Just bide your time, boy, and before you know it your bachelor days will be over. In two or three weeks you'll have a wife. And you can support her now. Two hundred dollars for just one ten-by-twelve picture, and the next one you paint will be better than any of the earlier ones, and you can go on from there with a wife to keep you out of the doldrums.

No reason to move either. Janice likes Greenwich Village and the apartment is spacious enough for two, and cheap, since you high-pressured the landlord and got the rent whittled down to a song. He was mixing his metaphors, but it didn't seem important to him at the moment. Only the future seemed important. It was brighter with promise than he could have imagined when he'd sat holding hands with her on a bench in Washington Square on the evening before he'd sold the painting.

He was a little startled when the chimes stopped abruptly, as if a hand had reached out and ripped the press-button mechanism from the door. The sudden, loud knocking startled him even more. It came from the short entrance hall just outside the room—three sharp knocks followed by a pause and a knock so loud that it hinted at more than just impatience. He knew that it had to be Janice, for her knocking—when she did knock—followed a pre-arranged pattern. A fourth knock was part of the pattern. But not a thump that rattled the door chain.

He sprang out of bed and seized the first garment that came to hand. It was a terry-cloth bathrobe which Janice had urged him to have laundered. But he just hadn't gotten around to it, and now it contributed nothing to his male aplomb and early morning dash. He hoped she wouldn't mind too much when he took her in his arms and brought his lips down hard on hers. And smoothed her red-gold hair and ran his rough artist's hands up and down her back until she began to shiver a little and purr like a kitten.

He hoped she wouldn't think about the robe and how untidy he looked in it. Making women forget little disharmonies like that could be tougher than painting a picture that would put Utrillo in the shade. Well ... what the heck? He was an artist, wasn't he? Not all women went for artists, but when they did they usually liked them a bit on the unkempt, disorganized side.

You just had to keep the disorganization from getting out of control. If you allowed it to spread to the romance department you were sunk. But that couldn't happen with Janice—not when he took her in his arms and told her how beautiful she was.

As he strode toward the door a tiny muscle in his jaw started twitching. Something was seriously wrong. He was sure of it. Self-containment was Janice's specialty. Her self-control was phenomenal and no matter how eager she might be to see him it just wasn't in character for her to try to break the door down.

Something extraordinary must have come up to make her act that way. It was hard to imagine what it could be, to bring about such a change in the way she ordinarily behaved. Fright? Hysteria? But Janice didn't have a baker's pinch of hysteria in her make-up.

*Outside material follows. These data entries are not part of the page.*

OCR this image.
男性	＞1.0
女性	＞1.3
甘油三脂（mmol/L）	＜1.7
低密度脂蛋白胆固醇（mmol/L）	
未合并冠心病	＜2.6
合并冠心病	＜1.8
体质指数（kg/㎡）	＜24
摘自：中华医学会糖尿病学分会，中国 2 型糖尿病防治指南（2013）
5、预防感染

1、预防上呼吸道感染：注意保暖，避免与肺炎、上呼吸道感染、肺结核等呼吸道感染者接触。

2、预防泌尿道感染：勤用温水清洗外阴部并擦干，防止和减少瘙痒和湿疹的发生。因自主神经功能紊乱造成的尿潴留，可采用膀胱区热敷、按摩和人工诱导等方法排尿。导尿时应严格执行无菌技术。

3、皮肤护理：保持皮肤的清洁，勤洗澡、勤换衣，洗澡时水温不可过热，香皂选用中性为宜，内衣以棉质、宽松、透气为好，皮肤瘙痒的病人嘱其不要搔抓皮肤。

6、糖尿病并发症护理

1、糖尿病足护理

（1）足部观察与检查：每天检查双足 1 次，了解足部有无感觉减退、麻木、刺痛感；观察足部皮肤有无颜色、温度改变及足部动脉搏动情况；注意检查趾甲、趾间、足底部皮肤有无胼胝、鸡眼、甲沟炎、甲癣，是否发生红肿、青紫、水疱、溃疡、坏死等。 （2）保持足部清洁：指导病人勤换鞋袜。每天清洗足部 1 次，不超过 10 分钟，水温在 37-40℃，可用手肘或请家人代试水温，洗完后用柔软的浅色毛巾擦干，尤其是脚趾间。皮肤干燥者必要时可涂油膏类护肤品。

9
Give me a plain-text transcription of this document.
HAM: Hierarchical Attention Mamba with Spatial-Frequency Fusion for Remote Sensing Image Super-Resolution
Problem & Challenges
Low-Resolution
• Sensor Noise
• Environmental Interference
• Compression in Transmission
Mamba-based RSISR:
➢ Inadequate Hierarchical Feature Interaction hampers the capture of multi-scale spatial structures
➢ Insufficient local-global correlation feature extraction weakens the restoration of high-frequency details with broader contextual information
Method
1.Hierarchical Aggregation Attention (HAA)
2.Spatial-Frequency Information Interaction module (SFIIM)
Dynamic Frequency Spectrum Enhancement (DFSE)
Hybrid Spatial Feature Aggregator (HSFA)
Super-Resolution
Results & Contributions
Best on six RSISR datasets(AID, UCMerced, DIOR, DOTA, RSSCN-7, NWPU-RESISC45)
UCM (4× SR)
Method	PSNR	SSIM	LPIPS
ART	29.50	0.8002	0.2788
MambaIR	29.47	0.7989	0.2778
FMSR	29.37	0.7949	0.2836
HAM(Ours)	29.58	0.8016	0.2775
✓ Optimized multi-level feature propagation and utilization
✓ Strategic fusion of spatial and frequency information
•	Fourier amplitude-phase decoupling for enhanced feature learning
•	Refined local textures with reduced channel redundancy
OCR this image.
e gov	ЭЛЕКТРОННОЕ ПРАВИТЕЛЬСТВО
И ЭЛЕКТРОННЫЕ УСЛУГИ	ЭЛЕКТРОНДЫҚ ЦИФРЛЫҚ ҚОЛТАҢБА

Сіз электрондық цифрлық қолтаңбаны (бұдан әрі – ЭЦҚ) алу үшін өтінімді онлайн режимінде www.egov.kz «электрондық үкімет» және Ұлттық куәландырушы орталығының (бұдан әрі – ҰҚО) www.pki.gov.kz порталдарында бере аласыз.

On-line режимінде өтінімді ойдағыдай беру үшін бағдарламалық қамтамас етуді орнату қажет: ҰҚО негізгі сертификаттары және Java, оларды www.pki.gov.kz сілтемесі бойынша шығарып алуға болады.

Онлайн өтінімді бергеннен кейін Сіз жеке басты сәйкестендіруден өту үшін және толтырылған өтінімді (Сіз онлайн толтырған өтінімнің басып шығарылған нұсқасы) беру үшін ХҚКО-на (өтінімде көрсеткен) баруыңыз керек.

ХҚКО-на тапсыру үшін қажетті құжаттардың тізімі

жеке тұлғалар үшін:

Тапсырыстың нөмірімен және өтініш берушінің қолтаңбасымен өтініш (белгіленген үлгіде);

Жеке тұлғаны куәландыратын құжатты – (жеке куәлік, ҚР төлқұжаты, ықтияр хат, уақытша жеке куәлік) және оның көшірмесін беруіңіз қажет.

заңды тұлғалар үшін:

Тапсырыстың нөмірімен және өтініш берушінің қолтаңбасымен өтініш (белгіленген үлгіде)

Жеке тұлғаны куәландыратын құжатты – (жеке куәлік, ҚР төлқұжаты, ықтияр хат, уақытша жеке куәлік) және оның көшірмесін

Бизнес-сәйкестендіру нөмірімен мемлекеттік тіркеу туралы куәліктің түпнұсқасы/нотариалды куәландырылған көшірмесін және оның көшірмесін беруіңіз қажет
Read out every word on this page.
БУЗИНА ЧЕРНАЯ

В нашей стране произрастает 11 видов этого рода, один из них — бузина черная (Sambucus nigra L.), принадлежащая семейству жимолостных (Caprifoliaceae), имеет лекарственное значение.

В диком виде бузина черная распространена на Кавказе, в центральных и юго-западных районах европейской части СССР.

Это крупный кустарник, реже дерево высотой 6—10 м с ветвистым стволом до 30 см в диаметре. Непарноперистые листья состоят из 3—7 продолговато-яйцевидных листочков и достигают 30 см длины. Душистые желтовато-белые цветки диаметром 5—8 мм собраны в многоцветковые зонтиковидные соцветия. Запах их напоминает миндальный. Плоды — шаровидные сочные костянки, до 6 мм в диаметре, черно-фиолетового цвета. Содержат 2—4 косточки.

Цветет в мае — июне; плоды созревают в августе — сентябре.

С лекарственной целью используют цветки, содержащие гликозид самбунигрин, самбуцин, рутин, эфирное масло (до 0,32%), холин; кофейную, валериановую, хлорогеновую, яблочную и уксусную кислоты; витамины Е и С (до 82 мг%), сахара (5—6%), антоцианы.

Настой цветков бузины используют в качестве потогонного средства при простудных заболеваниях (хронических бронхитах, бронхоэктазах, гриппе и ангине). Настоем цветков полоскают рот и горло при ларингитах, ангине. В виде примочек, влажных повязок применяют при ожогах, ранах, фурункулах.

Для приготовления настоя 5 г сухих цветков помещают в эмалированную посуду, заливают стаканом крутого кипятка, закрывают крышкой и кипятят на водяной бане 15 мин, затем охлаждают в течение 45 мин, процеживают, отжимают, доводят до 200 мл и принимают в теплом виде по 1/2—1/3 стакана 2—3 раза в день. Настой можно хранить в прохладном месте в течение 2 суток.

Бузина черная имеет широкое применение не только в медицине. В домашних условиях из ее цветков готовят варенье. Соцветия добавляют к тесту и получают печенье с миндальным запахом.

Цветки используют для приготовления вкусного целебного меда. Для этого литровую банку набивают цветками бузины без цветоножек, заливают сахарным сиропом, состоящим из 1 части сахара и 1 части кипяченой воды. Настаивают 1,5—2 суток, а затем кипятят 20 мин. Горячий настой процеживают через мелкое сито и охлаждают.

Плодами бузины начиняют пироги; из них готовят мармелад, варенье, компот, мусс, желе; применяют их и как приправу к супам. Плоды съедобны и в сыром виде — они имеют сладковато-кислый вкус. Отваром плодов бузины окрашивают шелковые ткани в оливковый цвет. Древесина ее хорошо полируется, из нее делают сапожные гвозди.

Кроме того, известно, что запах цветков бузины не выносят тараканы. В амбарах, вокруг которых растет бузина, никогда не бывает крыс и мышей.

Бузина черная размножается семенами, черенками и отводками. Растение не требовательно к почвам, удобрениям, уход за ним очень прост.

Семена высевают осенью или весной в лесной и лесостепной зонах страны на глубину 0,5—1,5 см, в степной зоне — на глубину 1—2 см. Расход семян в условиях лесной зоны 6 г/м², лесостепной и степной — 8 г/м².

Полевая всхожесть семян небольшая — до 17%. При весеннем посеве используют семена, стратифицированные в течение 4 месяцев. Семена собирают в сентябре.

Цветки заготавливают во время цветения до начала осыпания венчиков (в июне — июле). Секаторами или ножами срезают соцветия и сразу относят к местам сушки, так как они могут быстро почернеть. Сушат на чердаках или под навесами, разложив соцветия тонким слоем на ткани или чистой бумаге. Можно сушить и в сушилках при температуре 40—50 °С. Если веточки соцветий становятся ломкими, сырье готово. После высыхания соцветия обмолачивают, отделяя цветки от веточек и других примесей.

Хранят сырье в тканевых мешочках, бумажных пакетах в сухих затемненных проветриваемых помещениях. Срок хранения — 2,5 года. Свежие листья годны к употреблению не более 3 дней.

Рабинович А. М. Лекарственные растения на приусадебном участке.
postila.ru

His alarm increased as he reached the door, and started fumbling with the chain. His fingers were all thumbs and the knocking was so loud and continuous now that it further unnerved him, so that it took him nearly a minute to get the door open.

She came in with a sobbing gasp, her hair disheveled, her eyes so wide with fright it gave her a staring, almost China-doll aspect. She was startlingly pale and hadn't bothered to cover up her pallor with lipstick and rouge.

For an instant the machinery of Loring's mind was barely able to function. It moved slowly, as if ice-clogged, with one dread thought uppermost. Village streets were likely to be deserted in the early hours of the morning and a scream could be quickly smothered. Had she been fleeing from someone who wouldn't have let her failure to use lipstick discourage him? A brutish someone who cared only that she was a woman?